Five Years of Vacancy Considered as Satisfying the Original Use Test
QO Zone Business Property must either have its “original use” commence with the QO Fund or be substantially improved by the QO Fund. Under Rev. Rul. 2018-29, land and improvements to the land are treated separately. The ruling indicates that the purchase of an existing building in a QO Zone does not satisfy the original use requirement. However, the proposed regulations provide that where a building or other structure has been vacant for at least five years prior to being purchased by a QO Fund or QO Zone Business, the purchased building or structure would still satisfy the original use requirement.
The proposed regulations further clarify that unimproved land that is within a QO Zone and acquired by purchase would not be required to be substantially improved if it is used in a trade or business of the QO Fund or the QO Zone Business.

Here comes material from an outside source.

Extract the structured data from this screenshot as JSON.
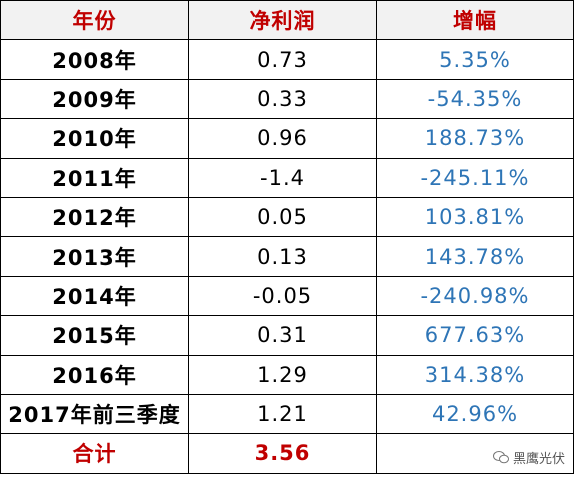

Safe Harbors for Measuring 50% of Income from Active Trade or Business for a QO Zone Business
A QO Zone Business must derive at least 50% of its total gross income from the active conduct of a trade or business within a QO Zone. Commentators raised concerns about how to determine whether this requirement is met. The proposed regulations therefore provide three safe harbors for determining whether sufficient income is derived from a trade or business in a QO Zone:
- At least 50% of the services performed (based on hours) for the business by its employees and independent contractors (and employees of independent contractors) are performed in the QO Zone;
- At least 50% of the services performed (based on the cost of services performed) for the business by its employees and independent contractors (and employees of independent contractors) are performed in the QO Zone; or
- The tangible property of the business that is in a QO Zone and the management or operational functions performed for the business in the QO Zone are both necessary to generate 50% of the gross income of the trade or business.
If a business does not qualify under any of these safe harbors, a facts and circumstances test would allow a QO Zone Business to otherwise attempt to show that 50% of its gross income is derived from the active conduct of a trade or business in a QO Zone.
Officials of the U.S. Department of the Treasury have indicated that no further proposed regulations are anticipated.